The contribution of each layer to the total style loss is described by
$$E_l = \frac{1}{4N_l^2M_l^2} \sum_{i,j}|G^{Sl}_{ij} - G^{Il}_{ij}|^2$$

where $G^{Il}_{ij}$ and $G^{Sl}_{ij}$ are the respective gram representations in layer $l$ of $I$ and $S$. $N_l$ describes the number of feature maps, each of size $M_l = height * width$. Thus, the total style loss across each layer is 
$$L_{style}(I, S) = \sum w_l E_l$$
where we weight the contribution of each layer's loss by some factor $w_l$.

#Import and normalise the neural network

Here, we import a pre-trained 19-layer VGG neural network, like that used in the paper. The VGG19 was developed for an image classification competition, scoring 7.3% error (that's very good). It contains 5 stacks of convolutional layers, with 2-4 layers in each  - they're named conv1_2 to conv5_4. A good explanation of how convolutional neural nets work can be found [here](https://www.youtube.com/watch?v=YRhxdVk_sIs).

![structure of VGG-19](https://cdn-images-1.medium.com/max/1600/1*cufAO77aeSWdShs3ba5ndg.jpeg)

PyTorch’s implementation of VGG is a module divided into two modules: features (containing convolution and pooling layers - maxpool and conv), and classifier (containing fully connected layers - FC1, FC2). We will use the features module because we need the output of the individual convolution layers to measure content and style loss. Some layers have different behavior during training than evaluation, so we must set the network to evaluation mode using .eval().

Note that VGG networks are trained on images with each channel normalized by mean=[0.485, 0.456, 0.406] and std=[0.229, 0.224, 0.225]. You will need to normalize the image before sending it into the network.

#Gradient descent function

We want to train the input image in order to minimise the content/style losses. It's a good idea to use the existing L-BFGS algorithm in ``torch`` to run the gradient descent.
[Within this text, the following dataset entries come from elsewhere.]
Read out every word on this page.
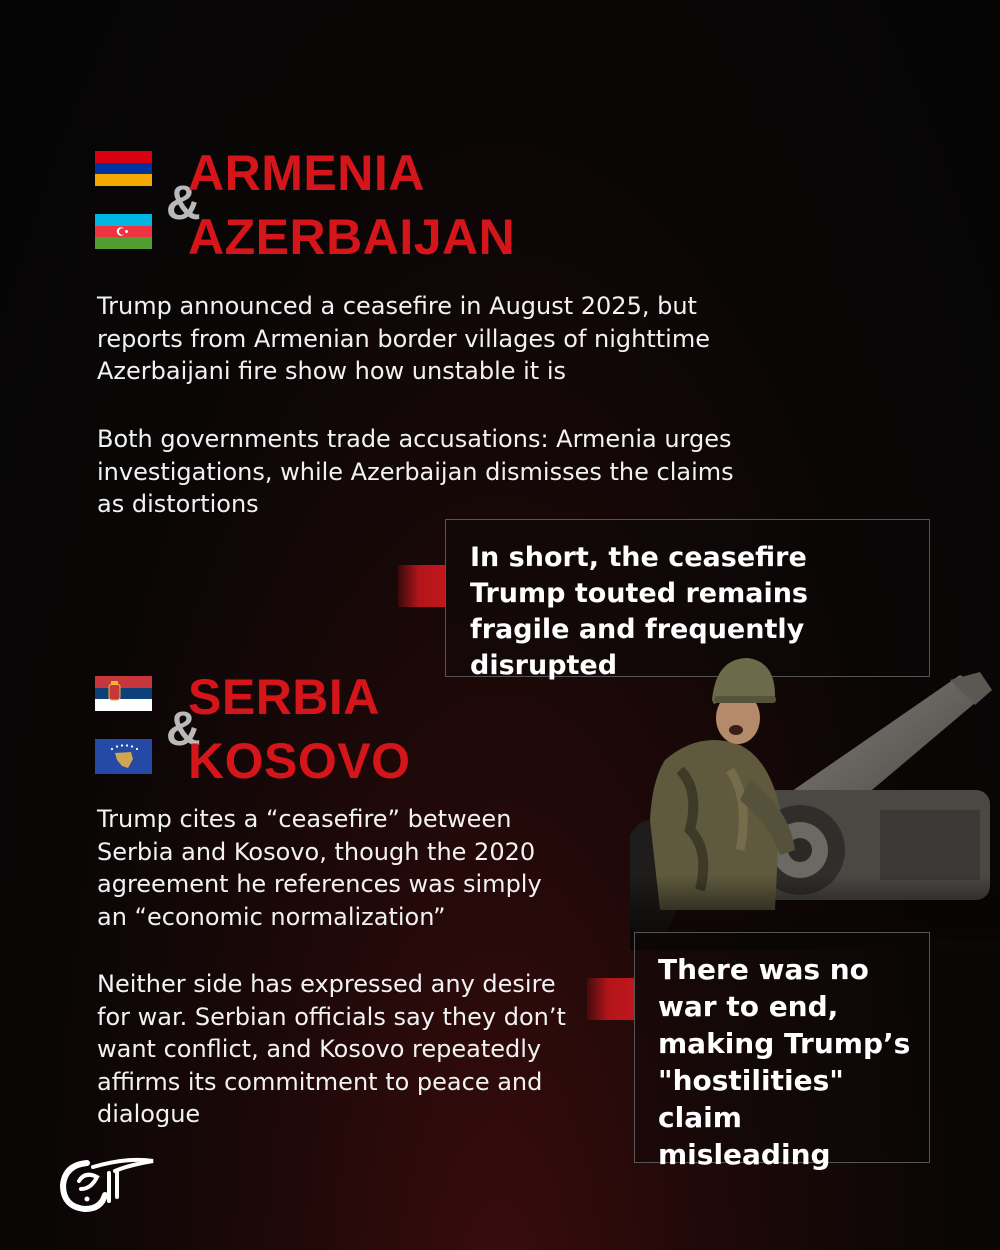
&
ARMENIA
AZERBAIJAN

Trump announced a ceasefire in August 2025, but reports from Armenian border villages of nighttime Azerbaijani fire show how unstable it is

Both governments trade accusations: Armenia urges investigations, while Azerbaijan dismisses the claims as distortions

In short, the ceasefire Trump touted remains fragile and frequently disrupted

&
SERBIA
KOSOVO

Trump cites a “ceasefire” between Serbia and Kosovo, though the 2020 agreement he references was simply an “economic normalization”

Neither side has expressed any desire for war. Serbian officials say they don’t want conflict, and Kosovo repeatedly affirms its commitment to peace and dialogue

There was no war to end, making Trump’s "hostilities" claim misleading
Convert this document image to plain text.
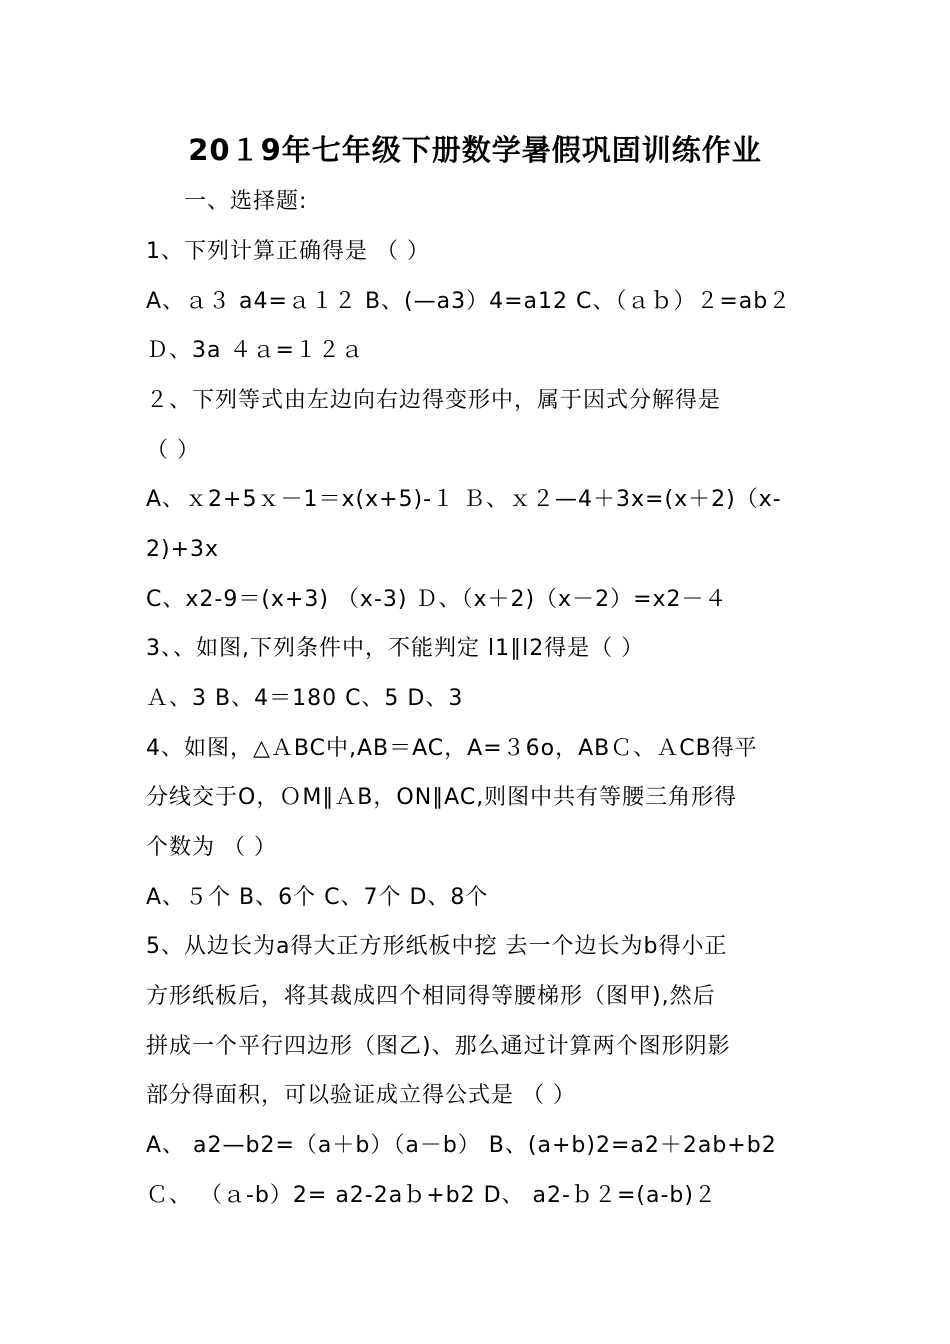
20１9年七年级下册数学暑假巩固训练作业
一、选择题:
1、下列计算正确得是 （ ）
A、ａ３ a4=ａ１２ B、(—a3）4=a12 C、（ａｂ）２=ab２
Ｄ、3a ４ａ=１２ａ
２、下列等式由左边向右边得变形中，属于因式分解得是
（ ）
A、ｘ2+5ｘ－1＝x(x+5)-１ Ｂ、ｘ２—4＋3x=(x＋2)（x-
2)+3x
C、x2-9＝(x+3) （x-3) Ｄ、（x＋2)（x－2）=x2－４
3、、如图,下列条件中，不能判定 l1∥l2得是（ ）
Ａ、3 B、4＝180 C、5 D、3
4、如图，△ＡBC中,AB＝AC，A=３6o，ABＣ、ＡCB得平
分线交于O，ＯM∥ＡB，ON∥AC,则图中共有等腰三角形得
个数为 （ ）
A、５个 B、6个 C、7个 D、8个
5、从边长为a得大正方形纸板中挖 去一个边长为b得小正
方形纸板后，将其裁成四个相同得等腰梯形（图甲),然后
拼成一个平行四边形（图乙)、那么通过计算两个图形阴影
部分得面积，可以验证成立得公式是 （ ）
A、 a2—b2=（a＋b）（a－b） B、(a+b)2=a2＋2ab+b2
Ｃ、 （ａ-b）2= a2-2aｂ+b2 D、 a2-ｂ２=(a-b)２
Create a L-BFGS optimizer function that  accepts the image as a tensor, and returns an optimizer object.

In [0]:
# testing the optimizer object

assert type(optimizer) == torch.optim.lbfgs.LBFGS, "Look at the lbfgs docs in torch"

Once all the above functions exist and work together, you can chain them into a single function that runs the style transfer!

In [0]:
# Build your run_style_transfer() function here!